I had not had the pleasure of reading the caricature in the Gazette initially, but a friend of mine pointed it out to me and wondered if I would comment on it, being a family physician opposed to what has been clipped in mainstream media as “death with dignity.” With the recent People’s article illustrating the tragic story of the young woman with terminal cancer as well as the recent appeal in the Supreme Court of Canada, this topic has been thrust into mainstream media. For this I am grateful, but fearful people are being misled. This topic can be discussed on multiple levels and the answer continues to scream out to err on the side of life. This does not say that I am uncomfortable with helping someone kill himself or herself, I am vehemently opposed to what this says about life itself, including their own.
I understand in a culture where we are coming to think of ourselves as creators it is not difficult then to also think of ourselves as being in the right to decide when life should end. I have heard the argument that it is their body, it is their choice, and it is their suffering. It is a great sign of humanity to empathize with their pain. In their suffering, we as a society suffer with them, we empathize, and we reach outside of ourselves and are compassionate.

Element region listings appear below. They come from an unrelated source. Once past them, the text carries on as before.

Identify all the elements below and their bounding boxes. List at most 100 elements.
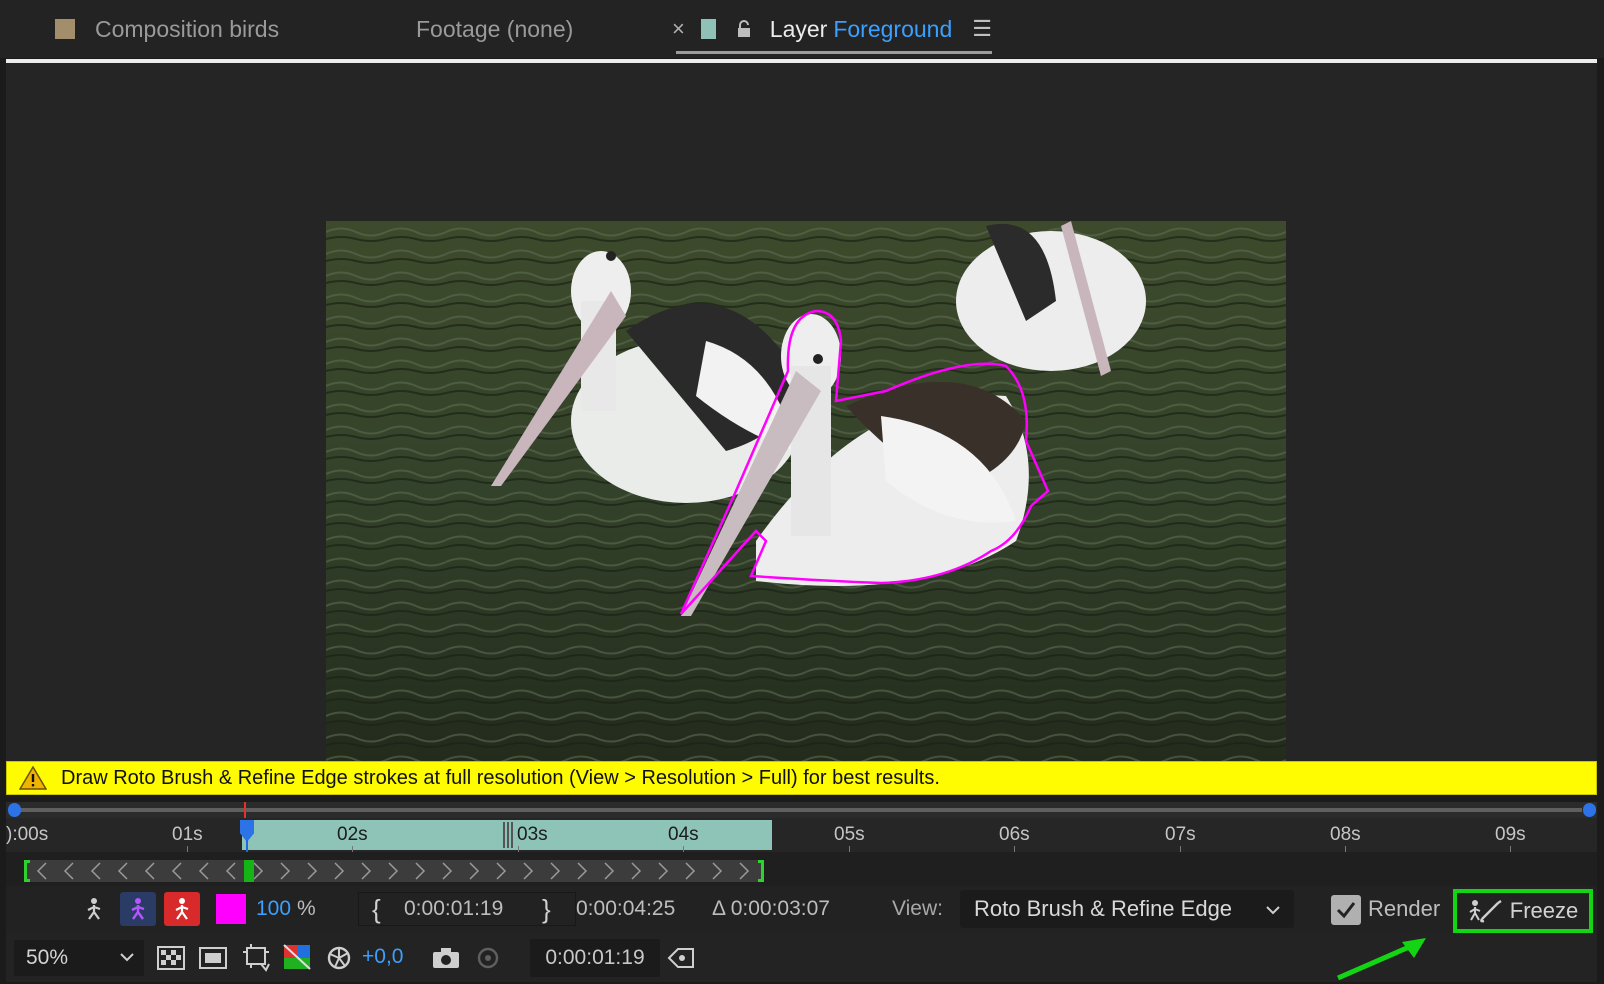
render-checkbox[interactable] [1331,895,1361,925]
propagation-chevron [307,862,318,880]
propagation-chevron [36,862,47,880]
tab-layer-prefix: Layer [769,15,828,42]
time-navigator-track [20,808,1582,812]
propagation-chevron [523,862,534,880]
pelican-footage-image [326,221,1286,761]
overlay-opacity[interactable]: 100 % [256,892,316,926]
propagation-chevron [361,862,372,880]
tick-label: 02s [337,824,368,845]
freeze-label: Freeze [1509,898,1579,923]
propagation-chevron [415,862,426,880]
propagation-chevron [685,862,696,880]
current-time-display[interactable]: 0:00:01:19 [530,939,660,977]
set-out-point-icon[interactable]: } [542,892,551,926]
magnification-dropdown[interactable]: 50% [14,940,144,976]
propagation-chevron [388,862,399,880]
chevron-down-icon [118,948,136,972]
tick-label: 07s [1165,824,1196,845]
tab-footage-label: Footage (none) [416,15,574,42]
time-navigator-indicator [244,802,246,818]
time-navigator-start-handle[interactable] [8,803,21,817]
footage-frame[interactable] [326,221,1286,761]
transparency-grid-icon[interactable] [156,942,186,974]
show-snapshot-icon[interactable] [472,942,504,974]
chevron-down-icon [1264,899,1282,925]
background-brush-icon[interactable] [164,892,200,926]
tab-composition-label: Composition birds [95,15,280,42]
span-start-bracket[interactable] [24,860,30,882]
propagation-track[interactable] [24,860,764,882]
overlay-opacity-unit: % [297,897,316,920]
propagation-chevron [198,862,209,880]
snapshot-camera-icon[interactable] [430,942,462,974]
close-icon[interactable]: × [672,16,685,42]
overlay-opacity-value[interactable]: 100 [256,897,291,921]
tab-layer[interactable]: × Layer Foreground ☰ [672,0,992,58]
duration-readout: Δ 0:00:03:07 [712,897,830,920]
render-label: Render [1368,896,1441,921]
tick-label: 03s [517,824,548,845]
active-tab-indicator [676,51,992,54]
exposure-value-text: +0,0 [362,945,404,968]
freeze-button[interactable]: Freeze [1453,889,1593,933]
span-end-bracket[interactable] [758,860,764,882]
layer-viewer[interactable] [6,63,1597,761]
tab-layer-name: Foreground [833,15,953,42]
composition-color-swatch [55,19,75,39]
resolution-warning-bar: Draw Roto Brush & Refine Edge strokes at… [6,761,1597,795]
layer-color-swatch [700,19,716,39]
propagation-chevron [225,862,236,880]
current-time-text: 0:00:01:19 [545,946,645,969]
set-in-point-icon[interactable]: { [372,892,381,926]
propagation-chevron [712,862,723,880]
out-point-time[interactable]: 0:00:04:25 [576,892,675,926]
base-frame-indicator [244,860,254,882]
propagation-chevron [550,862,561,880]
propagation-chevron [253,862,264,880]
propagation-chevron [604,862,615,880]
propagation-chevron [144,862,155,880]
reset-exposure-icon[interactable] [324,942,354,974]
view-dropdown-value: Roto Brush & Refine Edge [974,896,1233,921]
view-label: View: [892,897,943,920]
propagation-chevron [334,862,345,880]
tab-footage[interactable]: Footage (none) [416,0,573,58]
channels-icon[interactable] [282,942,312,974]
propagation-chevrons [36,862,750,880]
lock-icon[interactable] [736,19,752,39]
in-point-time[interactable]: 0:00:01:19 [404,892,503,926]
time-navigator-end-handle[interactable] [1583,803,1596,817]
foreground-brush-icon[interactable] [120,892,156,926]
propagation-chevron [469,862,480,880]
viewer-tab-bar: Composition birds Footage (none) × Layer… [0,0,1604,58]
tick-label: 09s [1495,824,1526,845]
propagation-chevron [63,862,74,880]
tick-label: 08s [1330,824,1361,845]
tick-label: 05s [834,824,865,845]
tick-label: 01s [172,824,203,845]
exposure-value[interactable]: +0,0 [362,940,403,974]
warning-text: Draw Roto Brush & Refine Edge strokes at… [61,766,940,789]
layer-panel-toolbar: 100 % { 0:00:01:19 } 0:00:04:25 Δ 0:00:0… [6,886,1597,934]
base-frame-marker [503,822,515,848]
propagation-chevron [496,862,507,880]
fast-preview-icon[interactable] [666,942,696,974]
time-ruler[interactable]: ):00s 01s 02s 03s 04s 05s 06s 07s 08s 09… [6,818,1597,852]
tab-composition[interactable]: Composition birds [55,0,279,58]
propagation-chevron [631,862,642,880]
current-time-line [246,840,248,852]
annotation-arrow-icon [1337,938,1426,981]
view-dropdown[interactable]: Roto Brush & Refine Edge [960,890,1294,928]
panel-menu-icon[interactable]: ☰ [972,16,992,42]
checkmark-icon [1336,902,1356,919]
mask-visibility-icon[interactable] [198,942,228,974]
time-navigator[interactable] [6,802,1597,818]
tick-label: 06s [999,824,1030,845]
propagation-chevron [90,862,101,880]
propagation-chevron [739,862,750,880]
overlay-color-swatch[interactable] [216,894,246,924]
region-of-interest-icon[interactable] [240,940,272,974]
roto-person-icon[interactable] [76,892,112,926]
warning-icon [19,766,47,790]
tick-label: ):00s [6,824,49,845]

As the great Dalai Lama has said, “We must recognize that the suffering of one person or one nation is the suffering of humanity.” Without suffering, we lose compassion. Many may argue that by allowing them to kill themselves, we are being compassionate. This cannot be further from the truth. In supporting someone to kill themselves, we are silently supporting their life no longer has value. You may shake your head but too many times I have come across witnesses of those who have had loved ones pass away from a terminal illness, myself included, and in those hours of suffering humanity is glorified.
This is true if we also look at the opposite, for which we have the Dutch to thank. They have had assisted suicide since 2001, and the statistics are educating. For further information, please read ethicist Theo Boer’s article on this. Where we sit today with the failsafes and stops to ensure autonomy is not where we will sit in five years, or 10 years, or 20 years. This is the slippery slope, which is now allowing 12-year-olds to make autonomous decisions to kill themselves. I cannot imagine any 12-year-old making a decision outside of the influence of their parents and loved ones, immune to feeling guilty for the impact their suffering has on those they love.
To further argue this point, this decision does not only impact them, it affects all of us, just as their suffering affects us all. To walk the path with them in their suffering is most uncomfortable. I am suggesting that we need to suffer alongside those with terminal illnesses and pain. It is more comfortable for the community to rid society of them. We can move on and get back to “our life.” We can return to being rapid, productive members of society. It requires one to slow down and put on hold plans they may have had till the end.
We are attracted to happy, dynamic people; we are pushed away from those who suffer. It is not comfortable to listen and help carry the burden of their suffering, which is what occurs when those surrounding the sufferer experience providing psychological support, becoming the hands and feet of those who can no longer walk and move, becoming the eyes and ears to those who can no longer see and hear, holding their hand as they laboriously breathe. This is what my opposition to euthanasia cries out. To be compassionate, fill the world with hope, value the life of the sufferer to the end of time, of which we should never dictate.
It is more comfortable to banish these sufferers into the outskirts of loneliness and hopelessness. Suicide can be nothing more than despairing and hopeless. We know this, which is why Canada has developed a suicide prevention program released in 2012. How can the same people that want to save those who feel despair also support killing others? To suggest that this will only be limited to terminal illnesses is closing us to the truth. Once that line is crossed, there will be no other.